Deep Water

Deep WaterI’d been thinking about this all day.  The more I thought about it, the more I knew I wanted to write something about it.  The news probably wasn’t as important as military actions and humanitarian disasters occurring in the Middle East, but it mattered to troops deployed there.  Through his USO shows, Robin Williams showed how much he loved the troops, and they loved him back – and now he was gone.

Williams’ self admitted drug and alcohol addictions and subsequent treatment sessions had been in the press from time to time, but not much was said about his battle with depression.  These deep waters were where he swam alone, apparently for quite some time.  News articles seem conflicted over whether his drug and alcohol abuse was a result of his attempts to escape depression, or if his depression was a result of his drug and alcohol abuses’ failure to relieve his anxiety and stress.  He had been clean and sober for twenty years, but relapsed just 8 years ago.  I struggle to reconcile memories of the funny man we loved with the reports of a man who took his own life to escape the emotional pain caused by mental illness.

He must have felt like he was drowning.  I mean – here’s a guy who had all the creative and artistic theatrical talent anyone could ever want, loving friends and family and more than enough material wealth.  He had all the components of what looked like a happy life, but those couldn’t keep him above water emotionally.  Depression dragged him under despite the superficial buoyancy of all those things.

I’ve seen first hand how well real buoyancy and the buddy system work together.   I responded to a distress call once from a commercial dive boat that began taking on water near the Palos Verdes Peninsula in Southern California.  We were having a hard time locating the vessel; their flares had expired and didn’t work.  We saw some lights in the area, but they were on a freighter moving away from us.  We lost radio contact with the distressed vessel, but her crew didn’t give up hope.  They donned their dive suits, inflated their buoyancy compensators, lit fire to the part of their boat that remained above water and jumped into the ocean.  Once in the water, they tied themselves together so as not to drift apart.  Their distress signal worked!  We spotted the glow of the fire from several miles away, sped to their location and rescued them.  Even though they knew they were going under, they believed there was a chance for survival if they could get the attention of someone who could help them.

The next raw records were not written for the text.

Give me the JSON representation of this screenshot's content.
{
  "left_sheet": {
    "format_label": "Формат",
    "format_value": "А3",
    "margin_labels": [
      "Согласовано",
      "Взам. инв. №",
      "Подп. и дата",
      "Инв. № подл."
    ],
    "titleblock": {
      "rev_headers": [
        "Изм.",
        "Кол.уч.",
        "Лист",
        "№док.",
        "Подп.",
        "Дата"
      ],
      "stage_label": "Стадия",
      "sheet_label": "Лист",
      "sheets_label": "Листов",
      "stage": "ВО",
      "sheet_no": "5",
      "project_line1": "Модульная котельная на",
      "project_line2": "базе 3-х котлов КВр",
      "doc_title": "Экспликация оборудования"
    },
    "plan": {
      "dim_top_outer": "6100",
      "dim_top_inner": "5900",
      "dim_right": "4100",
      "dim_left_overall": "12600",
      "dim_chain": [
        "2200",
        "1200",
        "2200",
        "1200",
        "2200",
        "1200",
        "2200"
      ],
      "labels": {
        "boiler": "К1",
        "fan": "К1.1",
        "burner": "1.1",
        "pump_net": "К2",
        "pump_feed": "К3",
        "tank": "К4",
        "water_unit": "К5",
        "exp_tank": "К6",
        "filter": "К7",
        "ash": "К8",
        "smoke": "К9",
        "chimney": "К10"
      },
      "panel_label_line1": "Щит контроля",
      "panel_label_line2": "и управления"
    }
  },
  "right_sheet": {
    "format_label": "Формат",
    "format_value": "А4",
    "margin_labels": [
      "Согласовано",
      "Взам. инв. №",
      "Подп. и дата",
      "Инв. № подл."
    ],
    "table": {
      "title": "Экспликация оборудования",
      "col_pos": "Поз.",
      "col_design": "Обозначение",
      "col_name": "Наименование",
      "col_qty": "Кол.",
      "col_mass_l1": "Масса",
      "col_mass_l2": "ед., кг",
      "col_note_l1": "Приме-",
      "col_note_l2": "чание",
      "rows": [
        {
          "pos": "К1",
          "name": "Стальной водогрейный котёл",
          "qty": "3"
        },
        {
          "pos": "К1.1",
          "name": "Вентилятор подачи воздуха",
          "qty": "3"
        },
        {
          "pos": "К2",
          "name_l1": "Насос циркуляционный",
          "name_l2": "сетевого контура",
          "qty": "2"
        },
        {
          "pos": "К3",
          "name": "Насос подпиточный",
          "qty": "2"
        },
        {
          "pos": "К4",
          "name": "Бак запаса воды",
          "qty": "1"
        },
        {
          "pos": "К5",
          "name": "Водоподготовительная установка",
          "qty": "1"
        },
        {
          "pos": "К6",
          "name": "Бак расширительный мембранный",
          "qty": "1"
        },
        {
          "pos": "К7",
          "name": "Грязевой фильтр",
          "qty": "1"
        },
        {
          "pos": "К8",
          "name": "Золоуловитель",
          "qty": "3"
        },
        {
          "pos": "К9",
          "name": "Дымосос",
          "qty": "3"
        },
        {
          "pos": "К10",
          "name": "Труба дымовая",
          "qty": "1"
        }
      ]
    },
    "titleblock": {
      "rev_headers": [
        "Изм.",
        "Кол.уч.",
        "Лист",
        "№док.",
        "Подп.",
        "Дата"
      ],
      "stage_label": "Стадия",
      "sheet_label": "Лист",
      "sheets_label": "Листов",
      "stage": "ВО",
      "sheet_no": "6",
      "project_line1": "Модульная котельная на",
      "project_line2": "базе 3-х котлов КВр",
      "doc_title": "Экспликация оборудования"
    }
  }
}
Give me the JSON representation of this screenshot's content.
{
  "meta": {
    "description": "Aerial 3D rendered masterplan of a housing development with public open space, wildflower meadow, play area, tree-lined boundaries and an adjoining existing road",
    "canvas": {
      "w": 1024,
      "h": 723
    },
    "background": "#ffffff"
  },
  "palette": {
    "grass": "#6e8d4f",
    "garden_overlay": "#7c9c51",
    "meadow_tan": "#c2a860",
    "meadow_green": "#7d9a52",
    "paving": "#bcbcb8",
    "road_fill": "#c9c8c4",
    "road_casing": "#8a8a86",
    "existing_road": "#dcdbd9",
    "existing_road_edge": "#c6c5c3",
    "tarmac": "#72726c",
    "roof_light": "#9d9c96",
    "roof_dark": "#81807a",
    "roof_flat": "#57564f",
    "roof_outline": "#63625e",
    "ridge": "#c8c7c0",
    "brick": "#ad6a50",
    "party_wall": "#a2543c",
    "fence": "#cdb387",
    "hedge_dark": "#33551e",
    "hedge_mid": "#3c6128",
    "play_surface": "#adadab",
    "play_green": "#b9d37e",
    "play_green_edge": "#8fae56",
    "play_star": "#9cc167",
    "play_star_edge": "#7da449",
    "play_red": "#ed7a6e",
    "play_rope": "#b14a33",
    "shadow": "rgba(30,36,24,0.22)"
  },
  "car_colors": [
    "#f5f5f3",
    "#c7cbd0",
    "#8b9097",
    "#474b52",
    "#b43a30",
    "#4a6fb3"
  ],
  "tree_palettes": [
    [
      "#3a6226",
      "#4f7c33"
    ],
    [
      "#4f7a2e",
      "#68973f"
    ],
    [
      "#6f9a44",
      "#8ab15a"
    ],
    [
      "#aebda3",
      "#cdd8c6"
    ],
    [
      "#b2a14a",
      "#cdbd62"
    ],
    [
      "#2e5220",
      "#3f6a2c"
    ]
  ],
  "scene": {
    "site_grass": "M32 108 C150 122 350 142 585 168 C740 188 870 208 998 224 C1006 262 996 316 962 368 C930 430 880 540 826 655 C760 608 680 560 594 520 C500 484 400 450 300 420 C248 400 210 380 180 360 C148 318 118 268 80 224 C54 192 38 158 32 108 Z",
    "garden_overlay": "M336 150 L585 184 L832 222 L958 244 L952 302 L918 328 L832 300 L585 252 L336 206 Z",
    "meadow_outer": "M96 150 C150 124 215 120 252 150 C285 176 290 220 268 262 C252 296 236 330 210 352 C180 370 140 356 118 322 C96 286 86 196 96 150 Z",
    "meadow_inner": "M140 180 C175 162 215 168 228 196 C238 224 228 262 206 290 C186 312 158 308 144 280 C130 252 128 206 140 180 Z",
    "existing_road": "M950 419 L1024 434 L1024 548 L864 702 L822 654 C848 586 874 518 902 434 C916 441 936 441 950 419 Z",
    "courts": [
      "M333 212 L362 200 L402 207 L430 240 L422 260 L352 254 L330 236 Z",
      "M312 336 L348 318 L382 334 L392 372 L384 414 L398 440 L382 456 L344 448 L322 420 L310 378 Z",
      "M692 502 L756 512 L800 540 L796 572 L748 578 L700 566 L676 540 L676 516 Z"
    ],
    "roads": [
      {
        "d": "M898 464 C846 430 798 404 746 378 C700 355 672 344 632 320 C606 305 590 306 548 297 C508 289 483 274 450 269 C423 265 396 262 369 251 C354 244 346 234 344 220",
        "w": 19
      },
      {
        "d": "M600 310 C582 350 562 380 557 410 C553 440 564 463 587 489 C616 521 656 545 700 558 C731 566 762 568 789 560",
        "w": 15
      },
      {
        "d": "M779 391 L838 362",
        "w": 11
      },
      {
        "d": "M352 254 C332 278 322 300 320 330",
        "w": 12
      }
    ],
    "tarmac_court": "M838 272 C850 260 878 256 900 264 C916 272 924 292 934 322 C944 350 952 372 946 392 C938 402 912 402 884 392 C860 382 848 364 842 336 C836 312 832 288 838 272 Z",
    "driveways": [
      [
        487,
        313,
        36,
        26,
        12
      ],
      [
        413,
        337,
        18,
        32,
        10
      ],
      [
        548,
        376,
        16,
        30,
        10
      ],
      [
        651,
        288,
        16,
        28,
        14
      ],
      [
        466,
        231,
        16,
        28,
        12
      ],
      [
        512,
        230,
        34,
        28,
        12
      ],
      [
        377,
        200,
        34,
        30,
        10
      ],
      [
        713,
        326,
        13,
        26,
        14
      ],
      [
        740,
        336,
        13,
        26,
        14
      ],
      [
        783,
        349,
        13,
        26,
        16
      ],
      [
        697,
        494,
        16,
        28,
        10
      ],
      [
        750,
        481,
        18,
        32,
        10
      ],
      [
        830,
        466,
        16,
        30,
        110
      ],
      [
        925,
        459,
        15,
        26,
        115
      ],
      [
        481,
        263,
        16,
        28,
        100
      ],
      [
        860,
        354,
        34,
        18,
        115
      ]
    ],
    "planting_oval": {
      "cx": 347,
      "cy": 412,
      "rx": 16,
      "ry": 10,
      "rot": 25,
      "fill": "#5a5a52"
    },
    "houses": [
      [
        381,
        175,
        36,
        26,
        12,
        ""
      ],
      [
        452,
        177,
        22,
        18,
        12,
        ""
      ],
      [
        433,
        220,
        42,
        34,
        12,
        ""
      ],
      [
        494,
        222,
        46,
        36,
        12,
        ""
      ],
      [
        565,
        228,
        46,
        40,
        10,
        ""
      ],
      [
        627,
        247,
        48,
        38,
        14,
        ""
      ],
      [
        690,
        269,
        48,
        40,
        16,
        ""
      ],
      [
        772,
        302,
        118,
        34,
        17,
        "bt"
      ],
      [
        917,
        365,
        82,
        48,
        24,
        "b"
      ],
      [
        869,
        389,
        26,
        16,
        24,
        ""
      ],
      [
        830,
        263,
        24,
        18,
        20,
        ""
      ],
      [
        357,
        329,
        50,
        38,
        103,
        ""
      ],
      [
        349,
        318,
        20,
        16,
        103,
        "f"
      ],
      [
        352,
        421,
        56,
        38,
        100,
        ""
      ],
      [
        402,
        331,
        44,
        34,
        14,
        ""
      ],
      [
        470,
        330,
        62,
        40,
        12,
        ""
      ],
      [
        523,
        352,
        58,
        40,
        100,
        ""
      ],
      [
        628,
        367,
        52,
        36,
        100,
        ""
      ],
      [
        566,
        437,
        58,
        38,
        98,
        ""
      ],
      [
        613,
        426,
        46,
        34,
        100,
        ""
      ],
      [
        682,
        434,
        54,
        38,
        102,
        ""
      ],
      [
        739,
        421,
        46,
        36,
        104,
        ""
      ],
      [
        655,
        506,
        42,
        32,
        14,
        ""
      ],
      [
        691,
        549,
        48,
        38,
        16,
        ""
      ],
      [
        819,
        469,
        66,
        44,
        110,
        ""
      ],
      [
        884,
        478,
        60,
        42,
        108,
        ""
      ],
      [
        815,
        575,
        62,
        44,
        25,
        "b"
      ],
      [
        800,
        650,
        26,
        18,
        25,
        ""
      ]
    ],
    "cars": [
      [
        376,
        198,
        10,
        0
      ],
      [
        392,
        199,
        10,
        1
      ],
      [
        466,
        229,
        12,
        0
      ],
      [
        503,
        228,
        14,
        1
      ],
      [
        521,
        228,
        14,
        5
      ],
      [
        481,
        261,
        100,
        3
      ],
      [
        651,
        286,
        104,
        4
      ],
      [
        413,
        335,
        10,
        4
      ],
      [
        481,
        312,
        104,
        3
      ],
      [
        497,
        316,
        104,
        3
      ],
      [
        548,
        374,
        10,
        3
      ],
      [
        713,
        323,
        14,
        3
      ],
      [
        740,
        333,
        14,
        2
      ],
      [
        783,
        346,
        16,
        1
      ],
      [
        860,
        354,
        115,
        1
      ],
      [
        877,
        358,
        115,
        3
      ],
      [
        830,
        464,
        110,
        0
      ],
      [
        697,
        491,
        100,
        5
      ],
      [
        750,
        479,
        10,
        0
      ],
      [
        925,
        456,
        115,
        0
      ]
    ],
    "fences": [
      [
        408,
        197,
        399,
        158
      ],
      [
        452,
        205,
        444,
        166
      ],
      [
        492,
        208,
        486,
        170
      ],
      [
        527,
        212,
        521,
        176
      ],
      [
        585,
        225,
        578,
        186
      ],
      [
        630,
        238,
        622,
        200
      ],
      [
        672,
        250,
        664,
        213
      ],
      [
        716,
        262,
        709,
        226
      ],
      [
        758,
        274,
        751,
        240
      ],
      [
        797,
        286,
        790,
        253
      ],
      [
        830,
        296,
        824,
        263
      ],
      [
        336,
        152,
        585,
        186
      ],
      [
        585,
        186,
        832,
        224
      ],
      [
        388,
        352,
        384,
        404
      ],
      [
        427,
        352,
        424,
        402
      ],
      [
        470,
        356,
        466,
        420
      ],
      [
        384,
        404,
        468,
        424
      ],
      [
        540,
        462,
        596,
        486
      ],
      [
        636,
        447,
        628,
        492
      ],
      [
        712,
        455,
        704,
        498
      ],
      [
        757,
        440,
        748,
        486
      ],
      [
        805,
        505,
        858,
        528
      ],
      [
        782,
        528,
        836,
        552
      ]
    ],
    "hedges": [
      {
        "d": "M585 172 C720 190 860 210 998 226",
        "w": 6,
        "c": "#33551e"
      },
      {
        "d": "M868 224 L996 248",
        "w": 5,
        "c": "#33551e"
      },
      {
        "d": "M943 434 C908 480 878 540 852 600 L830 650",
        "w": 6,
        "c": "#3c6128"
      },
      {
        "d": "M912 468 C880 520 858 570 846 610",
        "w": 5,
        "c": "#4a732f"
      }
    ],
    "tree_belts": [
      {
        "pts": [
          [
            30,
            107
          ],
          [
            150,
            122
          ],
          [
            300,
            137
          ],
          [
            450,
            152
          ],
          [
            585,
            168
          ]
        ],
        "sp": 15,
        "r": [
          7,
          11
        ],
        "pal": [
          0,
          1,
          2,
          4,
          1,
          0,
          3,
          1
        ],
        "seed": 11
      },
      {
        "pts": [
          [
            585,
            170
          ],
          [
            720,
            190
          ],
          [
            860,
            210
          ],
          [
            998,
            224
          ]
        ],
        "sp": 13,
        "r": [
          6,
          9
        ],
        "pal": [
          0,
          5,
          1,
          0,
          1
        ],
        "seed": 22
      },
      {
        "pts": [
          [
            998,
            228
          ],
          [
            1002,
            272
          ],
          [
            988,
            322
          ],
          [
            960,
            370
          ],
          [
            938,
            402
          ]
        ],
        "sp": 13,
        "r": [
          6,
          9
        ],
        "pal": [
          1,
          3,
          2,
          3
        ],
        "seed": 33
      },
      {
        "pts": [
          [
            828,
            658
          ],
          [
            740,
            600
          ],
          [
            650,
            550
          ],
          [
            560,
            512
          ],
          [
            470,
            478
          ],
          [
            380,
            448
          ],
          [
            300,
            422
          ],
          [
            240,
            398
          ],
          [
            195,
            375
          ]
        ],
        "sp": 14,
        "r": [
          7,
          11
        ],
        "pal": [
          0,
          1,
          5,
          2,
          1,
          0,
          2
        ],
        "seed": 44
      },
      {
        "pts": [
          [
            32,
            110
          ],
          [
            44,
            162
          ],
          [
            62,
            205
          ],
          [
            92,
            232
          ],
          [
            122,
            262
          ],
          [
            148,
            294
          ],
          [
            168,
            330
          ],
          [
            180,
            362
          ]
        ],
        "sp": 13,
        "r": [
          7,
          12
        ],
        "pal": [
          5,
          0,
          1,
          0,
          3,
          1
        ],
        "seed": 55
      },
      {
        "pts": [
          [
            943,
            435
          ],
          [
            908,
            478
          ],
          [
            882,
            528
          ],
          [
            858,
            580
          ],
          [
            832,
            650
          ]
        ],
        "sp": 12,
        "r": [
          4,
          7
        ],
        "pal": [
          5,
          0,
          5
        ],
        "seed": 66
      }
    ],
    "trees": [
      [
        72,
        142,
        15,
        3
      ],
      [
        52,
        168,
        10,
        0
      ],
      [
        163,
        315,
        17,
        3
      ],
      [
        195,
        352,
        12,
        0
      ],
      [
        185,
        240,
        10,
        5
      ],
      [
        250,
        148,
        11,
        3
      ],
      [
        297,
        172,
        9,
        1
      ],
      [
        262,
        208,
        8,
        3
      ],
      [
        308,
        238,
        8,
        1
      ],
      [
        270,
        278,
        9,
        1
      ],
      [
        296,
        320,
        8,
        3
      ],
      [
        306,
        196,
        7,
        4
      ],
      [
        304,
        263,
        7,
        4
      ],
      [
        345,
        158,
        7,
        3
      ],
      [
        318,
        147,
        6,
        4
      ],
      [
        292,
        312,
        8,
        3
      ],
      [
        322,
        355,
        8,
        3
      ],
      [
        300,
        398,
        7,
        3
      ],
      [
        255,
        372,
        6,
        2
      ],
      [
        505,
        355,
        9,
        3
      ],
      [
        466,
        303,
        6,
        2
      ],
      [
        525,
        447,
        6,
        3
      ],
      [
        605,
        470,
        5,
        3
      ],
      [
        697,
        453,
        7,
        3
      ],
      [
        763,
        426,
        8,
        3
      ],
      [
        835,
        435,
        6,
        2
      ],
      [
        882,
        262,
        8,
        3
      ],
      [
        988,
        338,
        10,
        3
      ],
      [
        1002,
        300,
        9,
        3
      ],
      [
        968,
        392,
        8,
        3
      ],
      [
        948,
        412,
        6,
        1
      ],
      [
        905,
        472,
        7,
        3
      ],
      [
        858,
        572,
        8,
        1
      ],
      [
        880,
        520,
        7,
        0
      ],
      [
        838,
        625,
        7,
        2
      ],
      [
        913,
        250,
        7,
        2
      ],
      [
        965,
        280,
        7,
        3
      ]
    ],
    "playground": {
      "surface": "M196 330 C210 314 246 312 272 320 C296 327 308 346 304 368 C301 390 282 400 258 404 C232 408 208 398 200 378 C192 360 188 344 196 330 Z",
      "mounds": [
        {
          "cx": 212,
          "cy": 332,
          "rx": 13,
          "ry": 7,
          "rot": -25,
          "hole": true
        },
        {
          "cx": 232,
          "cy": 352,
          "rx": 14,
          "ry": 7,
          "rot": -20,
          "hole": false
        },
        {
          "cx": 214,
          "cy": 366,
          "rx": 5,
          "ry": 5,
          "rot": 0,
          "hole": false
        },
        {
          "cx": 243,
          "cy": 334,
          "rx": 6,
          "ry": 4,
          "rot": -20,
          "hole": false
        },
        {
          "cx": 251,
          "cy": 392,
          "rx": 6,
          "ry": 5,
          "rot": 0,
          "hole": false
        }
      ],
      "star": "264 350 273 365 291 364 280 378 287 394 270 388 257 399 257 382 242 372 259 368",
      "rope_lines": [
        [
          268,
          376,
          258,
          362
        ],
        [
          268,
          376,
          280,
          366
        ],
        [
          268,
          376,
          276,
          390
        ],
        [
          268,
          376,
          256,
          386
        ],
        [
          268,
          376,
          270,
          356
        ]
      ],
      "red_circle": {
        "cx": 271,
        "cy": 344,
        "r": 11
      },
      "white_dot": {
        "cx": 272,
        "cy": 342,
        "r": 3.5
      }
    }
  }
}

Many of us have probably found ourselves dealing with brief periods of difficult emotions such as grief, sadness, hopelessness or feelings of isolation.  I’ve been there myself and got through those tough times with the help of pastor friends who gave counsel, prayed with me and kept my faith focused.  I knew these feelings would pass, and I sought the help of friends to get through them.  Celebrities and publicly high profile individuals have shared that they often live lonely lives, intentionally cutting themselves off from people in an attempt to maintain some semblance of privacy.  Loneliness can turn into sadness which can turn into depression if dealt with in isolation – even if that isolation is self imposed.  Robin Williams may have given up hope and drowned in a sea of despair even though he was surrounded by people who loved him.  If you find yourself struggling in deep water, keep treading water, send out a distress signal and don’t give up hope.  Despair sinks, but hope floats.